Liberal progressives are miserable people. They won’t be happy until everyone else is as miserable as them.
At which point, conservatives and libertarians become the “progressives” I guess.
Eric,
You are right, of course. One’s body — like one’s mind — is and should be one’s own. And when you had a problem you fixed it, as it should be — and as I did when I recognized that what I was doing wasn’t working for me.
By “cultural shift”, I did not mean “social engineering”. Social engineering is when others think for you and tell you what you must do.
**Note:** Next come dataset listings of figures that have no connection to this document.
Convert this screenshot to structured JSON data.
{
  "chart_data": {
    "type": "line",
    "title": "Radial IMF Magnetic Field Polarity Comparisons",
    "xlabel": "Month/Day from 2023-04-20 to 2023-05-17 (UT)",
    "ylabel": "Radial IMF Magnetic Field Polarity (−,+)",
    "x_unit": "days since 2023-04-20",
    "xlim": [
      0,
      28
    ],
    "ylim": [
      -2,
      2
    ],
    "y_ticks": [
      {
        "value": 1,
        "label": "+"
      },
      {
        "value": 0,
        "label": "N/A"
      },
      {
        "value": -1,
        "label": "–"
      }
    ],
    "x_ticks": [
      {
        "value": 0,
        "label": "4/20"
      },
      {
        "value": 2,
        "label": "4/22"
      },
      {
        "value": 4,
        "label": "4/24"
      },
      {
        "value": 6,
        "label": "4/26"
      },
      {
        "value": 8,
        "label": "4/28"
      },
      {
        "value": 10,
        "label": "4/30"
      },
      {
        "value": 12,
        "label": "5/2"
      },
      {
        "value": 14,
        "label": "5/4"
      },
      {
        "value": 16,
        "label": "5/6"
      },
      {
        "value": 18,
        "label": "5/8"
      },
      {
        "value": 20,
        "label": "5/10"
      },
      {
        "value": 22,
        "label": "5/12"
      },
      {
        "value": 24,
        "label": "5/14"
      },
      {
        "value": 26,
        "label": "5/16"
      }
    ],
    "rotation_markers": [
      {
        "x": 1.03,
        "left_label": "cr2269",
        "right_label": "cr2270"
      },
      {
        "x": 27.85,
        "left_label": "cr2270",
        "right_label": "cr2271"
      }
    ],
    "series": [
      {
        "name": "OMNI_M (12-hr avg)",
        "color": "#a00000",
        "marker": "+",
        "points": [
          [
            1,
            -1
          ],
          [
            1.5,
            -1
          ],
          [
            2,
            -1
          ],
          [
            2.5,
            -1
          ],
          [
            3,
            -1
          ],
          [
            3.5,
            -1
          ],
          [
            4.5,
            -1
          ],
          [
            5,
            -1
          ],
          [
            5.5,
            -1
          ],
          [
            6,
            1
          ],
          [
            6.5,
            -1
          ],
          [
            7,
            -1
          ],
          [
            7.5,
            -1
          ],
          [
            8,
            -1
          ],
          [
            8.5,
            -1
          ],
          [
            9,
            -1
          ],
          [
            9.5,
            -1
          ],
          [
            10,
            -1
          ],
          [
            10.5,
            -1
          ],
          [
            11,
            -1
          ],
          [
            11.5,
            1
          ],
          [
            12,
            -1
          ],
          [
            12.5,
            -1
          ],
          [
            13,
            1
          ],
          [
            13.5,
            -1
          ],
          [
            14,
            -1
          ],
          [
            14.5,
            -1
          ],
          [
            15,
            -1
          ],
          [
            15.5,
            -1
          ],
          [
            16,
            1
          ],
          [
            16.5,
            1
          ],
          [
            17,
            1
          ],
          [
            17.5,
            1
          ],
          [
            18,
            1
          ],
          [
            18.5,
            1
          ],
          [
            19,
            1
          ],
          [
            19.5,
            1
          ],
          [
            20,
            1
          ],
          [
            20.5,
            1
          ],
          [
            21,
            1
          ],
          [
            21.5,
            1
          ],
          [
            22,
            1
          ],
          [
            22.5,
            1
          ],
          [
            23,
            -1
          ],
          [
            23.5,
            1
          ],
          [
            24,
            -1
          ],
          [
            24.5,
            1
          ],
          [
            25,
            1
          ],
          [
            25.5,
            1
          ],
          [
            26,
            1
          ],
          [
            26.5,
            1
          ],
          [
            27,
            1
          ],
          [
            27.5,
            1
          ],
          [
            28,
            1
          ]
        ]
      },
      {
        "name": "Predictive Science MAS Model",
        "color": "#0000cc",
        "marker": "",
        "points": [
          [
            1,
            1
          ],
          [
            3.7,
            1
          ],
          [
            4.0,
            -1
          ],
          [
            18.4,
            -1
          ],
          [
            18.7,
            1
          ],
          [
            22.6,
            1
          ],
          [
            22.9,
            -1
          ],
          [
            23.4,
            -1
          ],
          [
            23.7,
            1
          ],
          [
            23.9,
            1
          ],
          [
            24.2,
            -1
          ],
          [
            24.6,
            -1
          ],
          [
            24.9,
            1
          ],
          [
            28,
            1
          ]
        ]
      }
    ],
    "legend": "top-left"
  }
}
It’s none of the government’s business how much you or I weigh — or what we eat.
However, having said that, what you heard was a sociological term from my education in Behavioral Science.
It is one thing to study human behavior in groups which is what sociology is — and that I do believe in. It is another thing for the government to play Big Brother in solving what they believe to be “society’s ills” by using social engineering methodology.
None of us should ever have to be some social engineer’s lab rat!